One thing I've noticed about the fluval though is that it is quickly depleted of resources - root tablets and water column fertilization are usually recommended.


----------



## RobMc (Oct 3, 2012)

With frequent water changes the cloudiness will eventually go away (just dealt with that in a dirt / sand planted tank) Alternatively you can stuff a bit of batting in your filter to suck the tiniest particles out of the water - you'll probably have to change or clean it once every couple days to keep the flow rate up.


----------



## Kaedious (Nov 25, 2012)

@Babystarz, Yeah Beginning to feel that way, came home to Thai pulling up some blyxa and turning the entire tank filthy within seconds. Any suggestions on Dirting a tank? thinking White sand for cap will this effect the PH levels?

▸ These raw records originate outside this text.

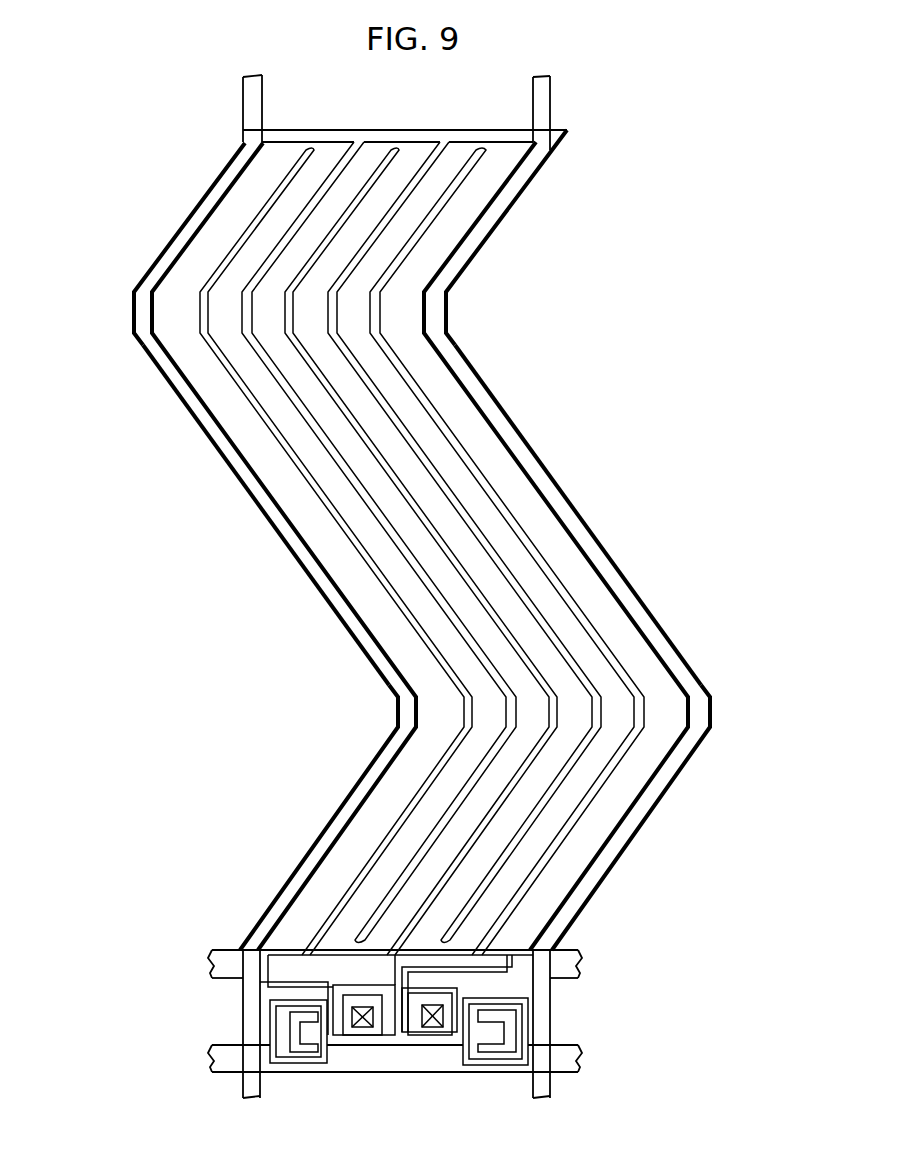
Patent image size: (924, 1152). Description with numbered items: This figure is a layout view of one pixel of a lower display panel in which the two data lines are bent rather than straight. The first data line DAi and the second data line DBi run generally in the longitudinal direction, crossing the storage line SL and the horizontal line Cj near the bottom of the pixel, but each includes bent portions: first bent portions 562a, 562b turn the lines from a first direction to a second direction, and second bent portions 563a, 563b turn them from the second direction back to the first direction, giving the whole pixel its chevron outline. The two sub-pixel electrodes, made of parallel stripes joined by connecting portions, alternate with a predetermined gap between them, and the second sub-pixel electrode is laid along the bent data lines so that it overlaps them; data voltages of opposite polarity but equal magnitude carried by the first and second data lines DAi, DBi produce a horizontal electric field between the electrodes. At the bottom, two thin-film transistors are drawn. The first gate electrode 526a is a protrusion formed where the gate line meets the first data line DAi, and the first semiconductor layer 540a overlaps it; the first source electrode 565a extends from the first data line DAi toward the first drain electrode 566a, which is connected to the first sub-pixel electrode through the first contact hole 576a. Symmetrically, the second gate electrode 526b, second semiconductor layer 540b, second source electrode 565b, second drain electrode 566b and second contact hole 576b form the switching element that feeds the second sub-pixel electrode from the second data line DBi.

The second bent portion 563a is at (133, 244).
The second bent portion 563b is at (506, 237).
The first bent portion 562a is at (319, 817).
The first bent portion 562b is at (683, 817).
The first data line DAi is at (266, 515).
The second data line DBi is at (578, 515).
The storage line SL is at (226, 950).
The column line Cj is at (235, 1078).
The first contact hole 576a is at (266, 984).
The first gate electrode 526a is at (272, 1008).
The first source electrode 565a is at (276, 1020).
The first drain electrode 566a is at (290, 1032).
The first semiconductor layer 540a is at (250, 1048).
The second contact hole 576b is at (533, 982).
The second gate electrode 526b is at (528, 1008).
The second source electrode 565b is at (522, 1020).
The second drain electrode 566b is at (512, 1032).
The second semiconductor layer 540b is at (545, 1048).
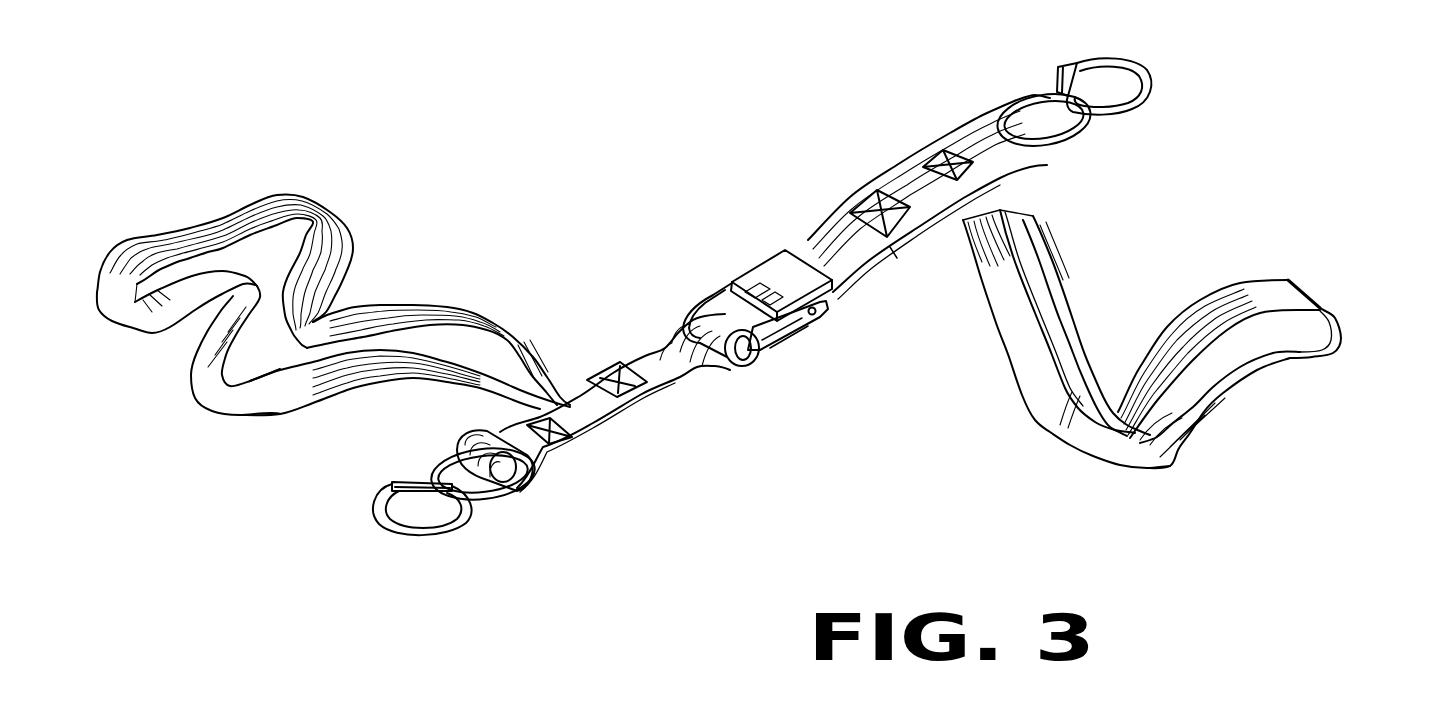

@RobMc, I'm happy you have had so much luck Rob, was probably a bit rough in transit to Australia ha ha.

Filter has already been baffled with some pillow insides, changed them 5 times in 5 days, if there's a slight movement on the bottom of the tank it turns to muck .


----------



## Kaedious (Nov 25, 2012)

On a Side note looking for some suggestions, I think i may have caught something on these forums.

Im in the market to purchase a new 10G (38L) W/Canopy

Can anyone suggest any good filters for such a tank, my preferences are:

Low surface current as it will still be used as a betta tank
Adjustable flow is preferred
Quite as Possible
Small profile
Black intake tube is prefered


----------



## Juicebox (Oct 24, 2012)

nice tank,i hope u get some good growth in there..

where did u get that wood at its nice


----------



## strangelove (Dec 8, 2012)

I love it!


----------



## ChoclateBetta (Jul 22, 2012)

I love the Betta.


----------



## Kaedious (Nov 25, 2012)

Updates coming later today, small amount of plant growth, Thai continues to uproot the Blyxa. Still rocking Crushed fluval stratum haha.


----------



## ChoclateBetta (Jul 22, 2012)

Onion plant is Siamese.


----------



## homegrown terror (Aug 6, 2012)

ChoclateBetta said:


> I am Pretty sure Java fern is South East Asian. Water Onion is from Thialand. Is the grass looking thing Modo grass?


i think they're microswords or chain swords. dude seems knowledgable enough to not plant mondo in a tank.


----------



## ChoclateBetta (Jul 22, 2012)

Even the most intelligant will make minor mistakes. I bought Mondo grass to plant in spagnum moss same with peacock fern.I bought my Argintine Swordtail in a tube.


----------



## Goldie2nd (Apr 16, 2012)

I like Thai and the tank is lovely


----------



## ChoclateBetta (Jul 22, 2012)

I just throw plants in.


----------



## bryzy (Nov 3, 2012)

It looks so natural!!


----------



## ChoclateBetta (Jul 22, 2012)

I love Driftwood. I keep moss and Java fern on mine.


----------